The 2008 Eastern League season began on April 3 and the regular season ended on September 1. The All Star Game was played on July 16 at Merchantsauto.com Stadium in Manchester, New Hampshire. The Playoffs began on September 3 with the Divisional Series. The Akron Aeros defeated the Bowie Baysox in the Southern Division Championship Series and the Trenton Thunder defeated the Portland Sea Dogs in the Northern Division Championship Series.
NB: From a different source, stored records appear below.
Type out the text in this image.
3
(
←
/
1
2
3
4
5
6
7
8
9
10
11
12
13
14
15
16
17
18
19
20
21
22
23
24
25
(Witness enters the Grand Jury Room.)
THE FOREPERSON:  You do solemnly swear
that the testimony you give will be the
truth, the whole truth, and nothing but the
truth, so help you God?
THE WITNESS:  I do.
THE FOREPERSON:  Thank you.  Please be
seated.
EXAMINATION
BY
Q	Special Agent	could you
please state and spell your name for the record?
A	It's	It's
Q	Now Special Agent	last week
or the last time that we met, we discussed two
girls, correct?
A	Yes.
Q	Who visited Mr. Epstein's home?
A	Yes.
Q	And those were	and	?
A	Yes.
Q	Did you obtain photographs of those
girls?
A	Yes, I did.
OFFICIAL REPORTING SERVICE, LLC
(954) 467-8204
The Trenton Thunder defeated the Akron Aeros to win the Eastern League Championship Series.

==Standings==

| Eastern League North | W | L | Pct. | GB |
|---|---|---|---|---|
| @ Trenton Thunder | 86 | 54 | .614 | — |
| # Portland Sea Dogs | 74 | 66 | .529 | 12 |
| Binghamton Mets | 73 | 69 | .514 | 14 |
| Connecticut Defenders | 68 | 73 | .482 | 18½ |
| New Britain Rock Cats | 64 | 77 | .454 | 22½ |
| New Hampshire Fisher Cats | 61 | 81 | .430 | 26 |

| Eastern League South | W | L | Pct. | GB |
|---|---|---|---|---|
| # Bowie Baysox | 84 | 58 | .592 | - |
| @ Akron Aeros | 80 | 62 | .563 | 4 |
| Harrisburg Senators | 73 | 69 | .514 | 11 |
| Erie SeaWolves | 68 | 74 | .479 | 16 |
| Altoona Curve | 65 | 77 | .458 | 19 |
| Reading Phillies | 53 | 89 | .373 | 31 |

==Stats==

===Batting leaders===

| Stat | Player | Total |
|---|---|---|
| AVG | Lou Montañez (BOW) | .335 |
| HR | Lou Montañez (BOW) | 26 |
| RBI | Lou Montañez (BOW) | 97 |
| R | Lou Montañez (BOW) | 90 |
| H | William Rhymes (ERI) | 154 |
| SB | Antoan Richardson (CT) | 29 |

===Pitching leaders===

| Stat | Player | Total |
|---|---|---|
| W | Bradley Bergesen (BOW) | 15 |
| L | Brandan Magee (NHP) | 13 |
| ERA | Michael Bowden (POR) | 2.33 |
| SO | David Hernandez (BOW) | 156 |
| IP | Lukas French (ERI) | 165.0 |
| SV | Julio Manon (BOW) | 30 |

==Regular season==

===Opening Day===

April 3 was the Opening Day of the 2008 Eastern League season. The following games are scheduled.
- Akron Aeros @ Harrisburg Senators – Senators won 8–5
- Erie SeaWolves @ Bowie Baysox – Postponed (rain)
- New Hampshire Fisher Cats @ Connecticut Defenders – Defenders won 3–2
- Portland Sea Dogs @ New Britain Rock Cats – Sea Dogs won 3–0
- Reading Phillies @ Altoona Curve – Phillies won 8–3
- Trenton Thunder @ Binghamton Mets – Mets won 2–0

===All-star game===

The 2008 Eastern League All-Star Game was the 6th midseason exhibition between the all-stars of the Northern Division and the Southern Division, the two divisions comprising the Eastern League. The game was played on July 16, 2008 at Merchantsauto.com Stadium in Manchester, New Hampshire, home of the New Hampshire Fisher Cats of the Northern Division. The North All-Stars defeated the South All-Stars, 5–3.

==Playoffs==

===Divisional Series===

====Northern Division====

The Trenton Thunder defeated the Portland Sea Dogs in the Northern Division playoffs 3 games to 0.

====Southern Division====

The Akron Aeros defeated the Bowie Baysox in the Southern Division playoffs 3 games to 1. The Akron Aeros won their fourth consecutive Southern Division Championship in a row and four of the last five years

===Championship series===

For the second straight season, the Trenton Thunder defeated the Akron Aeros in the ELCS 3 games to 1.